Un intrigo esistenziale sull’incapacità soprattutto degli uomini, di taluni uomini, di saper cogliere l’opportunità di essere felici e prendere su di sé il rischio di amare. Chi? Chi allora meglio di una donna autrice e regista può provare a trovare la giusta modalità per scrivere prima, e rappresentare poi, questa incapacità ed anche il rimpianto che la felicità e l’occasione perduta genererà per tutta la vita? Una storia di sicuro vista e rivista, tanto nella Vita quanto al Cinema, ma, ciò non di meno, è una storia ogni volta sempre coinvolgente perché tocca nel profondo l’essenza stessa dell’Essere Umano: la costante ricerca della Felicità e dell’Amore e con loro la ricerca del Tempo perduto e delle opportunità perdute fino … alla presa di coscienza finale che non esisterà un’altra opportunità per una seconda occasione.

Alexander il protagonista, è bloccato emotivamente per non soffrire, vincolato fra famiglia, amicizie e lavoro. Un uomo in bilico fra due anime, che cerca di fuggire i fantasmi di un passato che lo ha segnato e lo segna. Vive un effimero presente senza nemmeno darsi spazio per sognare un futuro o lottare per averlo. Così, quando incontra l’Amore ed intuisce che può essere la Felicità di cui ha bisogno, non è però in grado di agire per riuscire a viverlo perché è abituato a subire e non sa più osare.

Il film, come fosse una riflessione del pensiero, è costruito a spirali in un’alternanza continua fra passato, presente e flashforward che creano quasi una dimensione narrativa atemporale come in effetti è il pensiero, così come al di là del tempo e dell’attimo è, di per se stessa, anche la domanda se si è felici. Il montaggio dà ritmo e scansione, ora lenta ora rapida, alla narrazione che procede come sospesa in un mare di pensieri. La regista però, pur operando con eleganza ed essendo sufficientemente abile ad evitare di scadere nel melodramma, sembra talora perdersi proprio nelle tante, troppe, spirali dell’intreccio narrativo e la sua direzione conseguentemente risulta insicura e discontinua. Favino, di contro, è veramente bravo e dimostra di saper essere a suo agio anche in una realizzazione internazionale recitando in modo partecipe, tenero ed intenso, un po’ più sottotono è invece la bella Reilly. Precisi, come sempre in questo tipo di produzioni, quasi tutti i secondi ruoli.
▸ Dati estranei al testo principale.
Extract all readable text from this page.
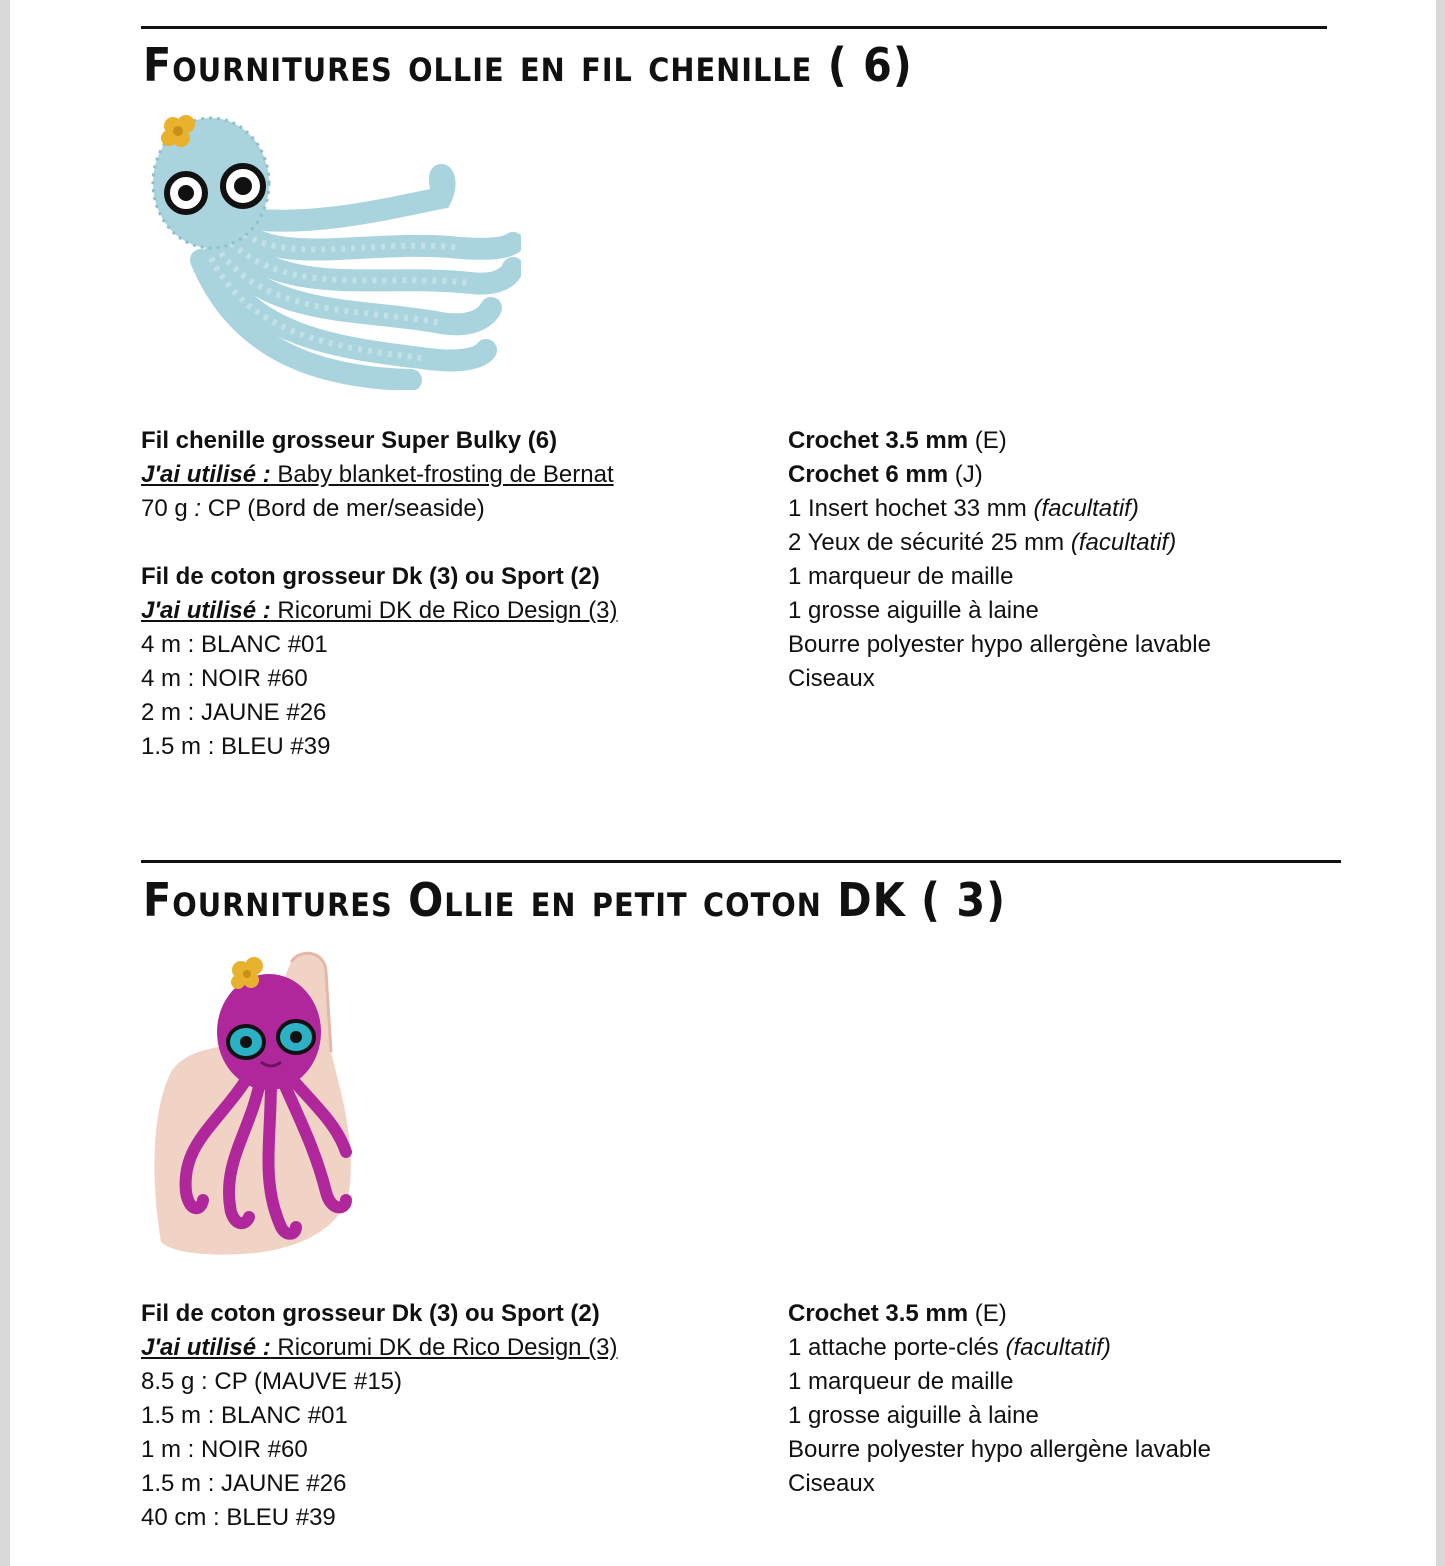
Fournitures ollie en fil chenille ( 6)
Fil chenille grosseur Super Bulky (6)
J'ai utilisé : Baby blanket-frosting de Bernat
70 g : CP (Bord de mer/seaside)
Fil de coton grosseur Dk (3) ou Sport (2)
J'ai utilisé : Ricorumi DK de Rico Design (3)
4 m : BLANC #01
4 m : NOIR #60
2 m : JAUNE #26
1.5 m : BLEU #39
Crochet 3.5 mm (E)
Crochet 6 mm (J)
1 Insert hochet 33 mm (facultatif)
2 Yeux de sécurité 25 mm (facultatif)
1 marqueur de maille
1 grosse aiguille à laine
Bourre polyester hypo allergène lavable
Ciseaux
Fournitures Ollie en petit coton DK ( 3)
Fil de coton grosseur Dk (3) ou Sport (2)
J'ai utilisé : Ricorumi DK de Rico Design (3)
8.5 g : CP (MAUVE #15)
1.5 m : BLANC #01
1 m : NOIR #60
1.5 m : JAUNE #26
40 cm : BLEU #39
Crochet 3.5 mm (E)
1 attache porte-clés (facultatif)
1 marqueur de maille
1 grosse aiguille à laine
Bourre polyester hypo allergène lavable
Ciseaux
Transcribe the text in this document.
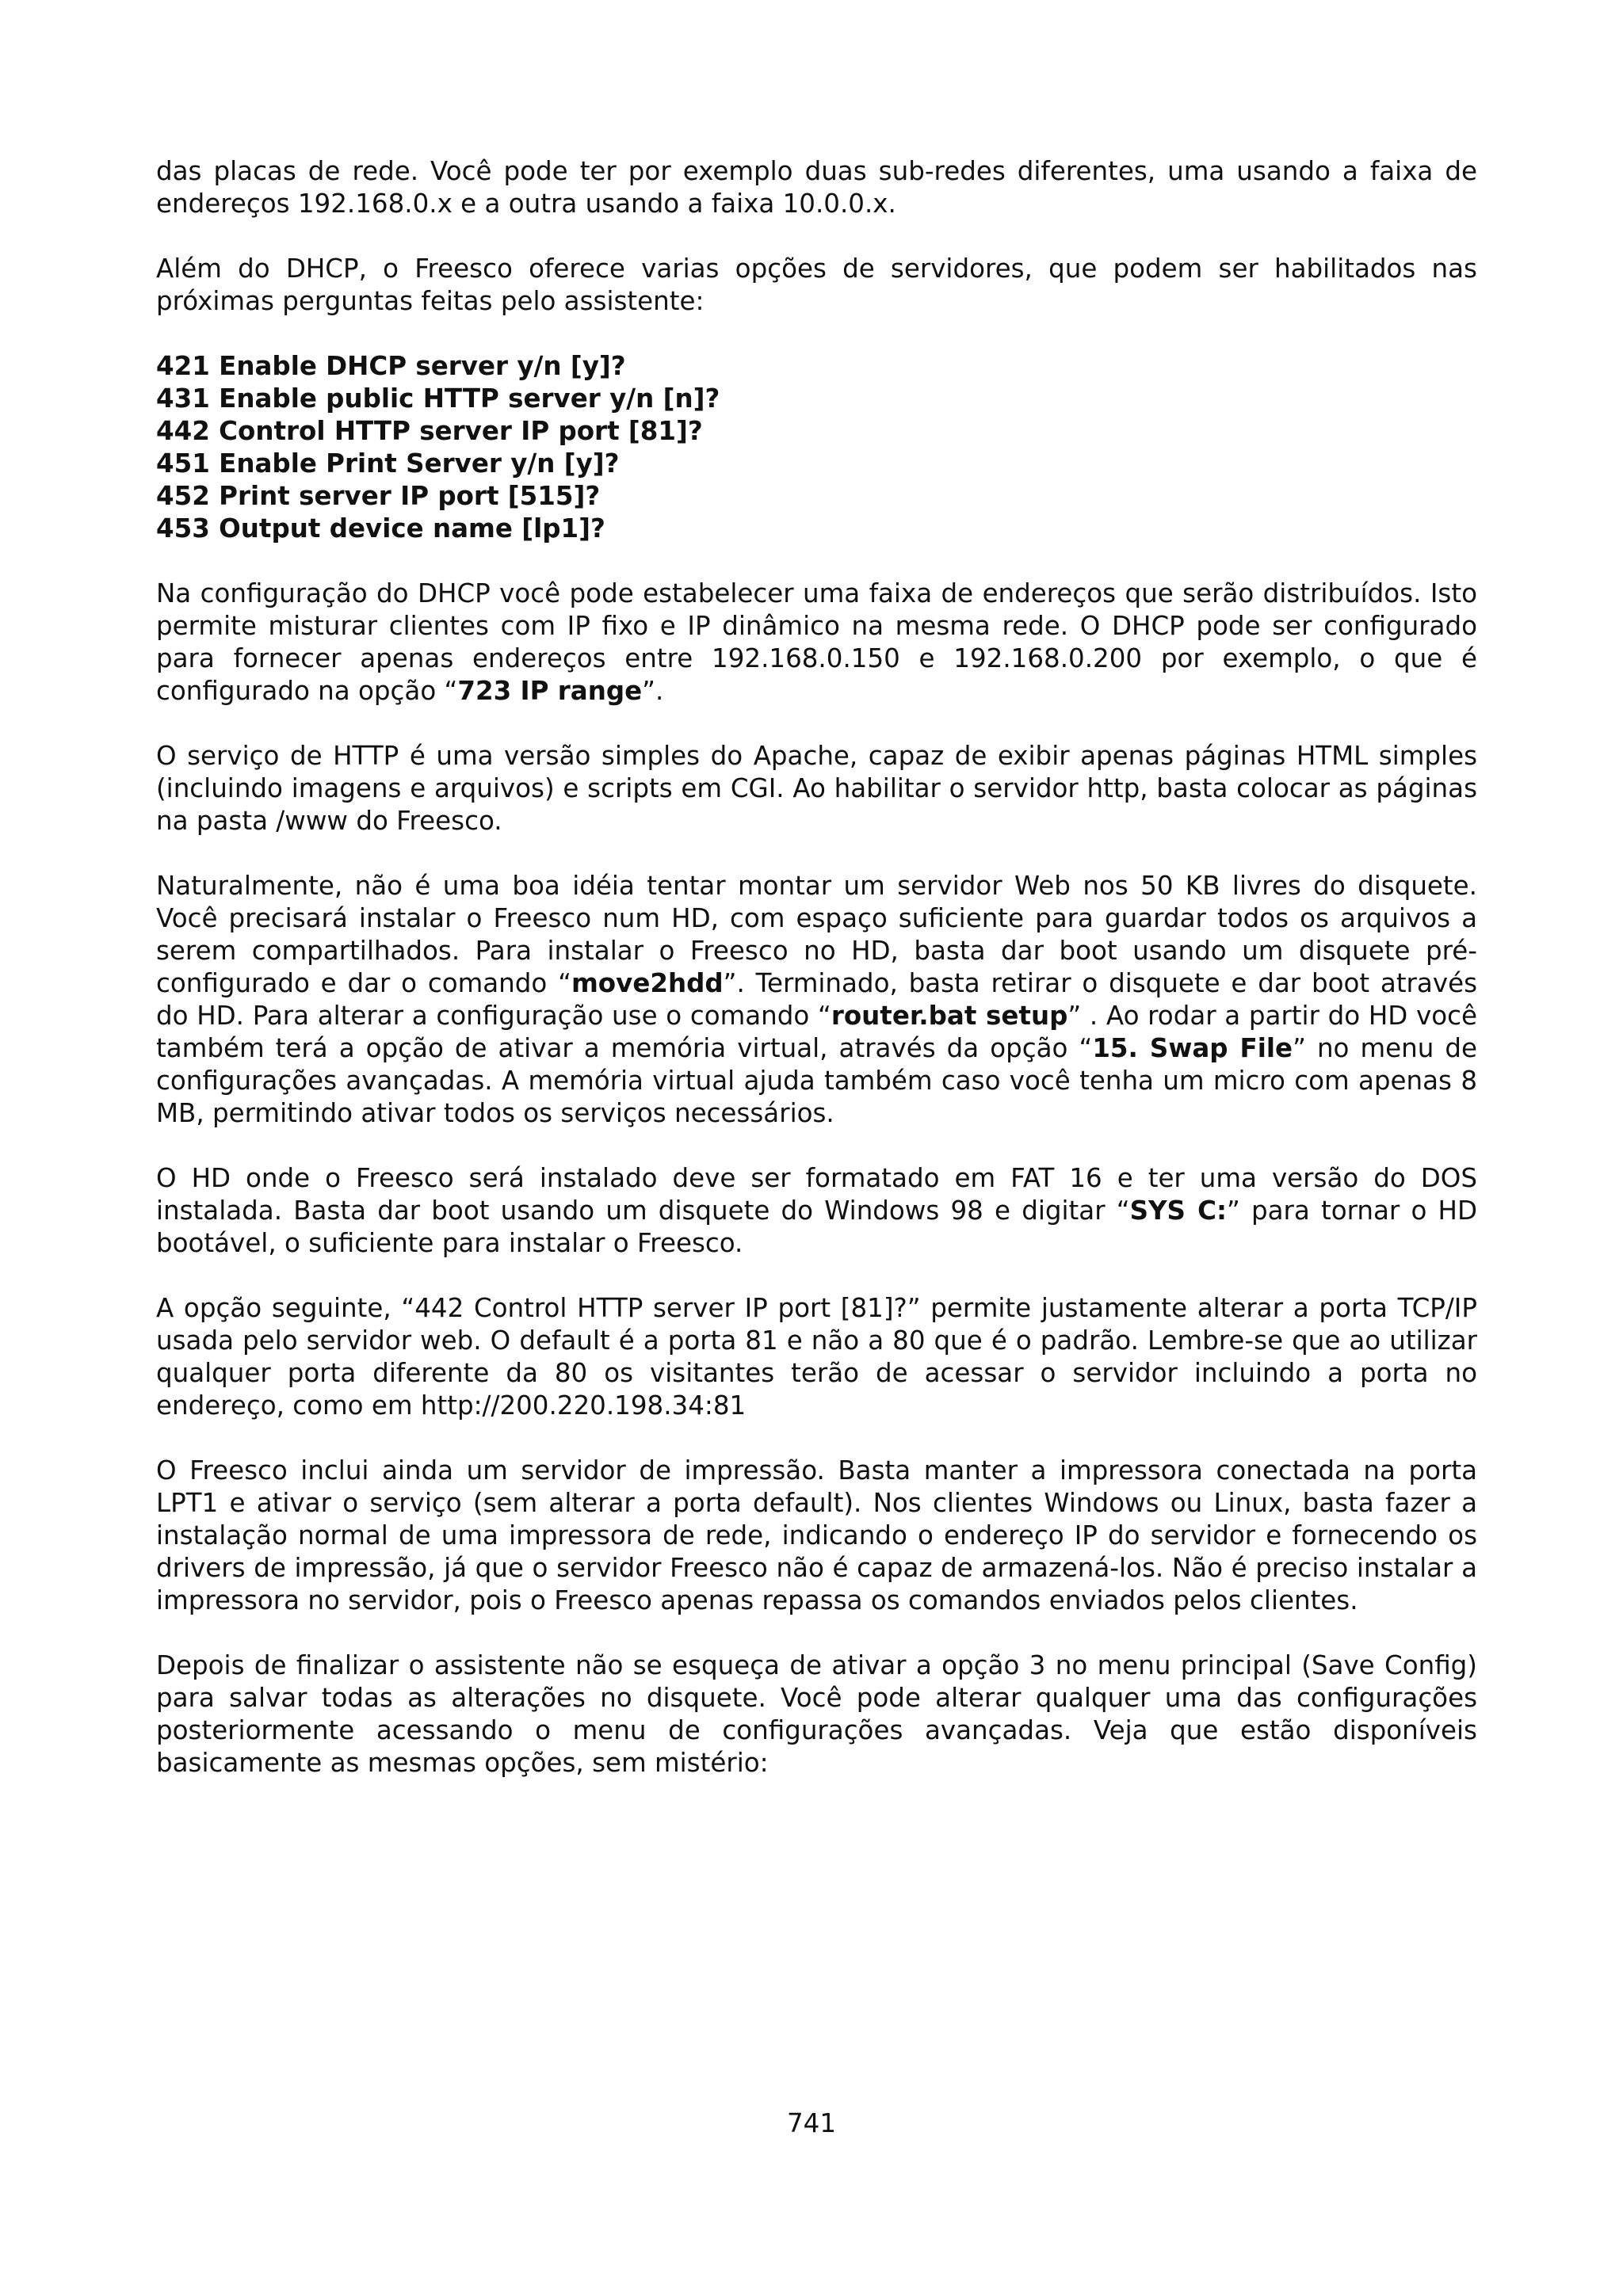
das placas de rede. Você pode ter por exemplo duas sub-redes diferentes, uma usando a faixa de endereços 192.168.0.x e a outra usando a faixa 10.0.0.x.

Além do DHCP, o Freesco oferece varias opções de servidores, que podem ser habilitados nas próximas perguntas feitas pelo assistente:

421 Enable DHCP server y/n [y]?
431 Enable public HTTP server y/n [n]?
442 Control HTTP server IP port [81]?
451 Enable Print Server y/n [y]?
452 Print server IP port [515]?
453 Output device name [lp1]?

Na configuração do DHCP você pode estabelecer uma faixa de endereços que serão distribuídos. Isto permite misturar clientes com IP fixo e IP dinâmico na mesma rede. O DHCP pode ser configurado para fornecer apenas endereços entre 192.168.0.150 e 192.168.0.200 por exemplo, o que é configurado na opção “723 IP range”.

O serviço de HTTP é uma versão simples do Apache, capaz de exibir apenas páginas HTML simples (incluindo imagens e arquivos) e scripts em CGI. Ao habilitar o servidor http, basta colocar as páginas na pasta /www do Freesco.

Naturalmente, não é uma boa idéia tentar montar um servidor Web nos 50 KB livres do disquete. Você precisará instalar o Freesco num HD, com espaço suficiente para guardar todos os arquivos a serem compartilhados. Para instalar o Freesco no HD, basta dar boot usando um disquete pré-configurado e dar o comando “move2hdd”. Terminado, basta retirar o disquete e dar boot através do HD. Para alterar a configuração use o comando “router.bat setup” . Ao rodar a partir do HD você também terá a opção de ativar a memória virtual, através da opção “15. Swap File” no menu de configurações avançadas. A memória virtual ajuda também caso você tenha um micro com apenas 8 MB, permitindo ativar todos os serviços necessários.

O HD onde o Freesco será instalado deve ser formatado em FAT 16 e ter uma versão do DOS instalada. Basta dar boot usando um disquete do Windows 98 e digitar “SYS C:” para tornar o HD bootável, o suficiente para instalar o Freesco.

A opção seguinte, “442 Control HTTP server IP port [81]?” permite justamente alterar a porta TCP/IP usada pelo servidor web. O default é a porta 81 e não a 80 que é o padrão. Lembre-se que ao utilizar qualquer porta diferente da 80 os visitantes terão de acessar o servidor incluindo a porta no endereço, como em http://200.220.198.34:81

O Freesco inclui ainda um servidor de impressão. Basta manter a impressora conectada na porta LPT1 e ativar o serviço (sem alterar a porta default). Nos clientes Windows ou Linux, basta fazer a instalação normal de uma impressora de rede, indicando o endereço IP do servidor e fornecendo os drivers de impressão, já que o servidor Freesco não é capaz de armazená-los. Não é preciso instalar a impressora no servidor, pois o Freesco apenas repassa os comandos enviados pelos clientes.

Depois de finalizar o assistente não se esqueça de ativar a opção 3 no menu principal (Save Config) para salvar todas as alterações no disquete. Você pode alterar qualquer uma das configurações posteriormente acessando o menu de configurações avançadas. Veja que estão disponíveis basicamente as mesmas opções, sem mistério:

741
Al film, di per sé gradevole, manca però qualcosa … qualcosa per essere veramente un buon film! la continuità narrativa soffre infatti per l’eccessiva frammentazione, manca un pieno coinvolgimento emotivo e l’insieme appare fin troppo distaccato ed alla fine non riesce affatto a smuovere le emozioni profonde dello spettatore che osserva sì le pene del protagonista ma non ce la fa proprio a commuoversi per la sua felicità perduta!